「高級車に乗る人」が危険な運転をしがちな理由 権力のある人は自分を抑制する力を失いがち
横暴に振る舞う上司、不正を繰り返す政治家、市民を抑圧する独裁者。この世界は腐敗した権力者で溢れている。 では、なぜ権力は腐敗するのだろうか。それは、悪人が権力に引き寄せられるからなのか。権力をもつと人は堕落してしまうのだろうか。あるいは、私たちは悪人に権力を与えがちなのだろうか。 今回、進化論や人類学、心理学など、さまざまな角度から権力の本質に迫る『なぜ悪人が上に立つのか:人間社会の不都合な権力構造』より、一部抜粋、編集のうえ、お届けする。 【写真でみる】なぜ政治家は堕落し、職場にサイコパスがはびこるのか? 進化論や人類学、心理学によって読み解く1冊
■権力研究の第一人者 ダッチャー・ケルトナーはニューエイジのカルトのグルではないが、権力の認知的な作用の研究に関しては、彼こそが学問上のグルだ。 プロサーフィンのツアーに難なく溶け込めそうな長いブロンドの髪を生やし、満面に友好的な笑みを浮かべたケルトナーは、彼が研究している虐待的な人の多くとは正反対だ。 私を自宅に迎え入れてくれたときに、彼が真っ先に投げ掛けた質問は、「もう、食事は済ませましたか?」だった。
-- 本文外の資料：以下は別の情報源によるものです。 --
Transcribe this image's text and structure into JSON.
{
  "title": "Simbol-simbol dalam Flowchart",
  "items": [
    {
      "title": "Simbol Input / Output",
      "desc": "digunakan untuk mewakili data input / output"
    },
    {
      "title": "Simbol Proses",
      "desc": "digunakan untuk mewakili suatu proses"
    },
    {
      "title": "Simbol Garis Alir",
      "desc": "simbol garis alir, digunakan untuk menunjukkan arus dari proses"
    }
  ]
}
カリフォルニア大学バークリー校のグレーター・グッド・サイエンス・センターと呼ばれる研究所で、ケルトナーは情動や感情、権力、畏怖、行動の動機の背後にある科学について、驚異的な量の研究を次々にこなしている。 他の研究者たちになんと5万8851回も引用された彼の研究が、ピクサーの映画『インサイド・ヘッド』の背後にある情動の科学の基盤の大半を形成していた。 彼は頻繁に、シリコン・ヴァレーの野心的なリーダーたちに助言している。アメリカ各地の超一流の心理学科で権力を研究している傑出した人々の多くは、かつて彼の指導の下で博士課程に在籍していた。
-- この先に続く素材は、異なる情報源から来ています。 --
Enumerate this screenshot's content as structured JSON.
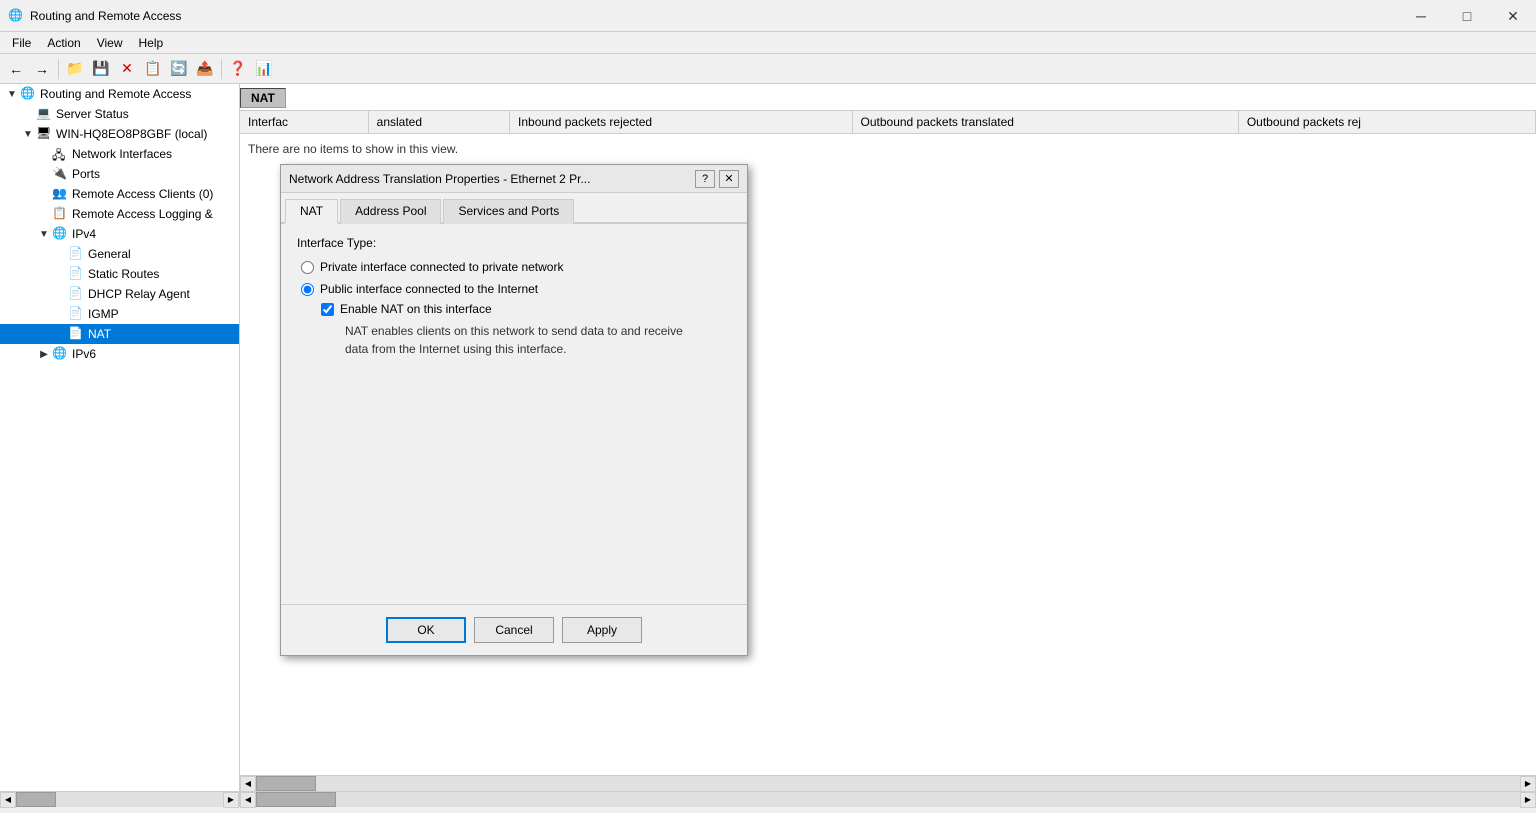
{
  "app": {
    "title": "Routing and Remote Access",
    "icon": "🌐"
  },
  "titlebar": {
    "minimize": "─",
    "maximize": "□",
    "close": "✕"
  },
  "menu": {
    "items": [
      "File",
      "Action",
      "View",
      "Help"
    ]
  },
  "toolbar": {
    "buttons": [
      "←",
      "→",
      "📁",
      "💾",
      "✕",
      "📋",
      "🔄",
      "📤",
      "❓",
      "📊"
    ]
  },
  "sidebar": {
    "items": [
      {
        "label": "Routing and Remote Access",
        "level": 0,
        "expand": "▼",
        "icon": "🌐",
        "selected": false
      },
      {
        "label": "Server Status",
        "level": 1,
        "expand": " ",
        "icon": "💻",
        "selected": false
      },
      {
        "label": "WIN-HQ8EO8P8GBF (local)",
        "level": 1,
        "expand": "▼",
        "icon": "🖥",
        "selected": false
      },
      {
        "label": "Network Interfaces",
        "level": 2,
        "expand": " ",
        "icon": "🖧",
        "selected": false
      },
      {
        "label": "Ports",
        "level": 2,
        "expand": " ",
        "icon": "🔌",
        "selected": false
      },
      {
        "label": "Remote Access Clients (0)",
        "level": 2,
        "expand": " ",
        "icon": "👥",
        "selected": false
      },
      {
        "label": "Remote Access Logging &",
        "level": 2,
        "expand": " ",
        "icon": "📋",
        "selected": false
      },
      {
        "label": "IPv4",
        "level": 2,
        "expand": "▼",
        "icon": "🌐",
        "selected": false
      },
      {
        "label": "General",
        "level": 3,
        "expand": " ",
        "icon": "📄",
        "selected": false
      },
      {
        "label": "Static Routes",
        "level": 3,
        "expand": " ",
        "icon": "📄",
        "selected": false
      },
      {
        "label": "DHCP Relay Agent",
        "level": 3,
        "expand": " ",
        "icon": "📄",
        "selected": false
      },
      {
        "label": "IGMP",
        "level": 3,
        "expand": " ",
        "icon": "📄",
        "selected": false
      },
      {
        "label": "NAT",
        "level": 3,
        "expand": " ",
        "icon": "📄",
        "selected": true
      },
      {
        "label": "IPv6",
        "level": 2,
        "expand": "▶",
        "icon": "🌐",
        "selected": false
      }
    ]
  },
  "content": {
    "nat_label": "NAT",
    "interface_col": "Interfac",
    "columns": [
      "Interfac",
      "anslated",
      "Inbound packets rejected",
      "Outbound packets translated",
      "Outbound packets rej"
    ],
    "empty_message": "There are no items to show in this view."
  },
  "dialog": {
    "title": "Network Address Translation Properties - Ethernet 2 Pr...",
    "tabs": [
      "NAT",
      "Address Pool",
      "Services and Ports"
    ],
    "active_tab": 0,
    "interface_type_label": "Interface Type:",
    "radio_options": [
      {
        "label": "Private interface connected to private network",
        "selected": false
      },
      {
        "label": "Public interface connected to the Internet",
        "selected": true
      }
    ],
    "checkbox_label": "Enable NAT on this interface",
    "checkbox_checked": true,
    "nat_description": "NAT enables clients on this network to send data to and receive\ndata from the Internet using this interface.",
    "buttons": {
      "ok": "OK",
      "cancel": "Cancel",
      "apply": "Apply"
    }
  }
}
人間は、ケルトナーが登場するよりも何千年も前から権力に魅了されてきた。だが、権力の研究がより体系的になったのは第2次世界大戦後だ。それは、世界で解き放たれたばかりの邪悪を、研究者たちが理解しようとしたからだ。 1960年代にはスタンレー・ミルグラムによる実験が行われた。その実験では、多くの普通の参加者が、権威のある人物に指示されると、致命的なレベルの電気ショックを他者に与える気を見せた。 ミルグラムの実験は、ハンナ・アーレントの「悪の陳腐さ」の概念と見事に合致する。この概念は、普通の人がホロコースト(ナチスによるユダヤ人大虐殺)の残虐行為の積極的な参加者になりえた理由を説明しようとするものだった。